Aveva una sigaretta in mano, e tirò una lunga fumata per poi buttare la cicca e schiacciarla sotto il piede.

-Jack? Non era tuo padre?- senza volerlo, quel punk centrò l'argomento.

Mi si inumidirono gli occhi.

-No.- sussurrai, fredda.

Lui sorrise maliziosamente.

-Perchè? Ti ha messo in castigo?- sghignazzò ironicamente.

Mi impuntai -CAZZO, NON CAPISCI? SONO STATA ADOTTATA!- urlai, con quanto fiato avevo nei polmoni.

Il sorriso andò via dal suo volto, e assunse un aria dispiaciuta.

-Scusa, non sapevo... Non immaginavo- balbettò, perdendo improvvisamente la sicurezza iniziale.

Alzai le spalle.

-Fa niente, dai- finsi, anche se in realtà l'unica cosa che volevo era piangere.

-Vuoi andare a fare una passeggiata nei dintorni?- chiese lui, cambiando fortunatamente discorso.

-Sì, va bene- risposi, e ci incamminammo verso il lago vicino alla scuola.

Ci sedemmo su una panchina proprio davanti al lago.

-Sai, mi dispiace molto per la tua situazione- ritornò sull'argomento, e non trattenni un sospiro.
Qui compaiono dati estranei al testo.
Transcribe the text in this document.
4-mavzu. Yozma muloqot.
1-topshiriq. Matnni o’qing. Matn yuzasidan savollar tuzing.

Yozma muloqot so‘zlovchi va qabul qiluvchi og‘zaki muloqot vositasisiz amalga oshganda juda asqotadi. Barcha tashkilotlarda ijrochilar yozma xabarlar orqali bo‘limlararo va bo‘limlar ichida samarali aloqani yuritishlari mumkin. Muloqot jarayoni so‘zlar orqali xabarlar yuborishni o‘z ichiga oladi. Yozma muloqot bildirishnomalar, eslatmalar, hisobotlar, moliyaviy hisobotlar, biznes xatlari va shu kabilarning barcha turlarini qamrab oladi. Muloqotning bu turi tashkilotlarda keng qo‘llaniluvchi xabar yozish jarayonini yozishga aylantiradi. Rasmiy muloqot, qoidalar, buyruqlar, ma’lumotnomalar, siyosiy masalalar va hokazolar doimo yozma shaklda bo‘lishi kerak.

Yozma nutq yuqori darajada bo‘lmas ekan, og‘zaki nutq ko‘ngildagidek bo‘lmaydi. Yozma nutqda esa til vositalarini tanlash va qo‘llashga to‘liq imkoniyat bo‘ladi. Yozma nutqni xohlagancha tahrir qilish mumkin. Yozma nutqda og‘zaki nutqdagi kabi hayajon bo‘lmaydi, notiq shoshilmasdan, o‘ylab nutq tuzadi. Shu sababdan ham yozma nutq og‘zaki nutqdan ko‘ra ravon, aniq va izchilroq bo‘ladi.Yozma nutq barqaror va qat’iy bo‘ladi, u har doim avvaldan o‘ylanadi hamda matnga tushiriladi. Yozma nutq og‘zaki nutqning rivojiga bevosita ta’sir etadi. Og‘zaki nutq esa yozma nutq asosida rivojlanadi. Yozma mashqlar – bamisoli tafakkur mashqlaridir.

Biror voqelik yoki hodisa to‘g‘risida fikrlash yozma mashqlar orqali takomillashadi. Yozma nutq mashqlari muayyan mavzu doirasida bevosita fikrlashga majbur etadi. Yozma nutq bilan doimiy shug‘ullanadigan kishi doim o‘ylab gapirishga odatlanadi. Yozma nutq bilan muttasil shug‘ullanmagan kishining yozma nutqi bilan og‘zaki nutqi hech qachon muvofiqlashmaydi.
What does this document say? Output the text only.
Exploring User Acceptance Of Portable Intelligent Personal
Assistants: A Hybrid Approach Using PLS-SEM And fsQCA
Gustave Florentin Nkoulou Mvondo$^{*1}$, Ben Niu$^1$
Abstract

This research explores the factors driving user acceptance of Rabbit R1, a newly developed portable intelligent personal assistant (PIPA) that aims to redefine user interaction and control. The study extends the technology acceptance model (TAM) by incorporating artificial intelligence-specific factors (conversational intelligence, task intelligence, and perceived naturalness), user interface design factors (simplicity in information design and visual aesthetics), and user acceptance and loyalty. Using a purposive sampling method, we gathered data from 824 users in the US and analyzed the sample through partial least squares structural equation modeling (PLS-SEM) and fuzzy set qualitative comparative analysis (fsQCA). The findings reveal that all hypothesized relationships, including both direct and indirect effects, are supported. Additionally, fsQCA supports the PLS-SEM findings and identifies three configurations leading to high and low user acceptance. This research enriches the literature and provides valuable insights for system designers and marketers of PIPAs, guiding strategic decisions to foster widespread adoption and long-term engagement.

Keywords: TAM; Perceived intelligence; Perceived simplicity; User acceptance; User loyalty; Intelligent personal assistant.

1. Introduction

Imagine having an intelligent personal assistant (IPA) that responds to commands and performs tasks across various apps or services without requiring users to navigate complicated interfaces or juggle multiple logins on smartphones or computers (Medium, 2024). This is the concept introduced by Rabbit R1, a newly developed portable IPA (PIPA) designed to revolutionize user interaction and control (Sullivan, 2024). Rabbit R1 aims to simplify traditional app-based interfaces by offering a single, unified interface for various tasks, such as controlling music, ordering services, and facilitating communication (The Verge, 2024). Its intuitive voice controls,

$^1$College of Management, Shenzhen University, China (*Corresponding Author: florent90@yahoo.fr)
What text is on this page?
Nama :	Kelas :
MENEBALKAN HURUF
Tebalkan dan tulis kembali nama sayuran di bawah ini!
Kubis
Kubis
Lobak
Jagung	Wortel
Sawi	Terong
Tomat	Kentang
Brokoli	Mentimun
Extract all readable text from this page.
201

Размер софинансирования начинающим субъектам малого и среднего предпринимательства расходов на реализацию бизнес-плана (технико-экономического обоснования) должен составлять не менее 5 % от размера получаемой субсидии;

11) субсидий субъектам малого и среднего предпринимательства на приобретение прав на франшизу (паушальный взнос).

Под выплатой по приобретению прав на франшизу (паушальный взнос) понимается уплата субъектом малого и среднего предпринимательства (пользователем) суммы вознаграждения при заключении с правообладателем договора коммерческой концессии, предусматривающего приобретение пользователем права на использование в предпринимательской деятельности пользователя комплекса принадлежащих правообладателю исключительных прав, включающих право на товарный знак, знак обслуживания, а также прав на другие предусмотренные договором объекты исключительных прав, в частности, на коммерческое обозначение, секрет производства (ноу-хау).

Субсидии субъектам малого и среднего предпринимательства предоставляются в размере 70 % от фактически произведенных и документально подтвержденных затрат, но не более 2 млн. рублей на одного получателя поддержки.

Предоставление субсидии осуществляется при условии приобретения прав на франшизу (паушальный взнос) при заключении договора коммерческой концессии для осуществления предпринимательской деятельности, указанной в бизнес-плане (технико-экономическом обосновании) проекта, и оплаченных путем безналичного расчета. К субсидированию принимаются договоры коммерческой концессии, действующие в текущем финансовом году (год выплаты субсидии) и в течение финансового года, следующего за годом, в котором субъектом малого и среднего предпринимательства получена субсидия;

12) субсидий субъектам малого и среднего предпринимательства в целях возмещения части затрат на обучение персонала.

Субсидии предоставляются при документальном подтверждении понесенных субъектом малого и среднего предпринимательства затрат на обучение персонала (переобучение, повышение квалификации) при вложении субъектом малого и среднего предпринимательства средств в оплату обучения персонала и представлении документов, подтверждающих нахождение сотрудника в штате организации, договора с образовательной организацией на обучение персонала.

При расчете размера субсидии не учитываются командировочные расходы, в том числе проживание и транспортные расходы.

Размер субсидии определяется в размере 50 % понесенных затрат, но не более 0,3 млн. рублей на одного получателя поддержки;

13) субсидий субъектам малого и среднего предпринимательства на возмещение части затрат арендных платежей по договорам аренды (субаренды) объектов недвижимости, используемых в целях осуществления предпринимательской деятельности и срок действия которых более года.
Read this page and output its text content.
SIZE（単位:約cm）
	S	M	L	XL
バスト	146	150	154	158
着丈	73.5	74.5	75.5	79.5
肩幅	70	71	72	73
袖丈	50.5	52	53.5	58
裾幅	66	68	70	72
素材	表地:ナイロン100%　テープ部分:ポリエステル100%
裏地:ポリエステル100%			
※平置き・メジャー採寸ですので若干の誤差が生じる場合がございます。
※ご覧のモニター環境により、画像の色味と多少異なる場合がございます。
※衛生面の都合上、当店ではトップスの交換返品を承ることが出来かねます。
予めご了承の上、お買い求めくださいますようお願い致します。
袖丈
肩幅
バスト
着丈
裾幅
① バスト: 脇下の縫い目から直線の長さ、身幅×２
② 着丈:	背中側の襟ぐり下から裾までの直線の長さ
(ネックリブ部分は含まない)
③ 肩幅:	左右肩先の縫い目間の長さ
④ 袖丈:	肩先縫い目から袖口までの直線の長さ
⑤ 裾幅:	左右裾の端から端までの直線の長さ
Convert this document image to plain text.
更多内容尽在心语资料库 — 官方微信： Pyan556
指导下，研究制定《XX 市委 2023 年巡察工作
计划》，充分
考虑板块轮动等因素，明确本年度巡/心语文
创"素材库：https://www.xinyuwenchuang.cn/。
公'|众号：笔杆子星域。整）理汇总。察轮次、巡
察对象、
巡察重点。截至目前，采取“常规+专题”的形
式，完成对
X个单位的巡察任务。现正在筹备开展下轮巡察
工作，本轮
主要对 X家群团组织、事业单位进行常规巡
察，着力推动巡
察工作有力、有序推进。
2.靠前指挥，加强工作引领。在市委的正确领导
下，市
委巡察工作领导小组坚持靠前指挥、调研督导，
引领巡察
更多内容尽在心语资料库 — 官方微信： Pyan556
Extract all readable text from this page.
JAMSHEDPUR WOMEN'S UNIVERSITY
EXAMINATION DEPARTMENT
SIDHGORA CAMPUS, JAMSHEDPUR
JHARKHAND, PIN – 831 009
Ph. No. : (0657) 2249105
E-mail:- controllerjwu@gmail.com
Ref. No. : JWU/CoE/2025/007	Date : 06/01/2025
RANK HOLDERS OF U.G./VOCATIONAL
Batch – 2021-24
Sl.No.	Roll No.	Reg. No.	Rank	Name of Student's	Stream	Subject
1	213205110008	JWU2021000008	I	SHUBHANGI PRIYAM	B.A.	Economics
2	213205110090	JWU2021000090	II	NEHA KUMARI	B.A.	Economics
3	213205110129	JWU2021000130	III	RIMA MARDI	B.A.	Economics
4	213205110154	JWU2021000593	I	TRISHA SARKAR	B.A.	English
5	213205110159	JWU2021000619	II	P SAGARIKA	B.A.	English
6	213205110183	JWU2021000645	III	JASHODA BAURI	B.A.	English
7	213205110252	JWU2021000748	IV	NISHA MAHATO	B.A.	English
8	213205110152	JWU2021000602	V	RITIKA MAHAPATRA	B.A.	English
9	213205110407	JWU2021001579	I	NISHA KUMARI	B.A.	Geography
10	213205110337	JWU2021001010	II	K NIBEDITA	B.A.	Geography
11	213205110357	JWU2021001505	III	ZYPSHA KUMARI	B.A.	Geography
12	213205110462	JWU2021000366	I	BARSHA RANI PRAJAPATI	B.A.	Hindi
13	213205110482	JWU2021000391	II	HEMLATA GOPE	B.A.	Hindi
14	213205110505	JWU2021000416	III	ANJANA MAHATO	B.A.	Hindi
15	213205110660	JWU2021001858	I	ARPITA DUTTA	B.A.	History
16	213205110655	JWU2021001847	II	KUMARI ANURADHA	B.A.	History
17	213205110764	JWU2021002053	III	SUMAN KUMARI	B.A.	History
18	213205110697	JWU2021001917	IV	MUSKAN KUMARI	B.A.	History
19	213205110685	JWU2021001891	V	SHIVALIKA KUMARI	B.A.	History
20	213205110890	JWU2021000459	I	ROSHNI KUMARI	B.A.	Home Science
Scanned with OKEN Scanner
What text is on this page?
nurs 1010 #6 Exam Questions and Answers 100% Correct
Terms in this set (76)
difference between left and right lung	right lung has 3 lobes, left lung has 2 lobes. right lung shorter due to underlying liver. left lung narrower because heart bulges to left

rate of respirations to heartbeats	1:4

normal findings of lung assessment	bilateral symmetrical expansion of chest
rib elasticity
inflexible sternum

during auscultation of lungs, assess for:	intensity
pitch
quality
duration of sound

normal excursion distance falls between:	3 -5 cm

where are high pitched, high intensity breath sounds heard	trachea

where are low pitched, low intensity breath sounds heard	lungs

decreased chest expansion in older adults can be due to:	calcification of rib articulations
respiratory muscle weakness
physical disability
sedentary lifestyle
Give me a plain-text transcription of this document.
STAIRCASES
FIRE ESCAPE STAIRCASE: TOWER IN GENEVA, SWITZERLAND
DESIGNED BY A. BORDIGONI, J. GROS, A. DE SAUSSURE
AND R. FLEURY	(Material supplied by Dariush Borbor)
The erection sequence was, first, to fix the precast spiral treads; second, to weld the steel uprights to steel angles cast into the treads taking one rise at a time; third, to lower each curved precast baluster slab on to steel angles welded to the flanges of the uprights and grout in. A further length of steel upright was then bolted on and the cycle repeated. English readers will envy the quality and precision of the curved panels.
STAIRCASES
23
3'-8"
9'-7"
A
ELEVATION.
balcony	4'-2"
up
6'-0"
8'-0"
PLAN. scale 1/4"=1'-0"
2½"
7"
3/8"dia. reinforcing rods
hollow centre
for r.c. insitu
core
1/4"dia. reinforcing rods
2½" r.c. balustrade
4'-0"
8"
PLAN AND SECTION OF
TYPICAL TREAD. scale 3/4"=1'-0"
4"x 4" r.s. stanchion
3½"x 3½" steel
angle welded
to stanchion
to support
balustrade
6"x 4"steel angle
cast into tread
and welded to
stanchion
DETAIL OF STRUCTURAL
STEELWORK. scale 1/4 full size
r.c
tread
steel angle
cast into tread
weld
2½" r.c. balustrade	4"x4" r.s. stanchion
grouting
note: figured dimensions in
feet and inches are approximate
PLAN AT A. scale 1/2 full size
-Non sai quanto dispiace a me- replicai, e lui mi prese la mano.

-Gwen, io sembro un punk duro e sicuro di me, ma in realtà ho anche io le mie fragilità, le mie insicurezze, le mie paure. Ho sofferto anche io, e talmente tanto da volermi nascondere dentro una corazza da duro. Mia madre è morta quando avevo due anni e mezzo, mio padre se ne è fregato altamente di me, drogandosi e andando a letto con le prime che gli capitavano. Non ho mai avuto una famiglia.- mi confessò.

Lessi la tristezza nei suoi occhi, e fui stupita da questa improvvisa dichiarazione di sincerità.

-Ho scoperto ieri dell'adozione. Una lettera diceva tutto quanto, io sono russa- gli dissi allora.

Lui mi prese tra le braccia, e sentii una sensazione di sicurezza in quella calda e dolce morsa.

Non ci parlammo, semplicemente restammo abbracciati per un po', a pensare.

-Oh, è meglio andare, sono le otto!- gridò all'improvviso Duncan, alzandosi e prendendo lo zaino.

Corremmo davanti alla scuola, e mi mancò il cuore.

Courtney Barlow, con il suo seguito di ochette, ci stava osservando avanzare con un espressione truce.

-Amore, che succede?- chiese con voce mielosa, più falsa di un soldo bucato.

Amore?

In che senso amo... No, no, no!

Ecco l'ennesimo stronzo che mi ha ingannata!

Lui è fidanzato con quell'oca della Barlow, mi ha solamente preso in giro!

Non dissi nulla, semplicemente corsi via.

Mi sedetti a terra, e cominciai a piangere in silenzio.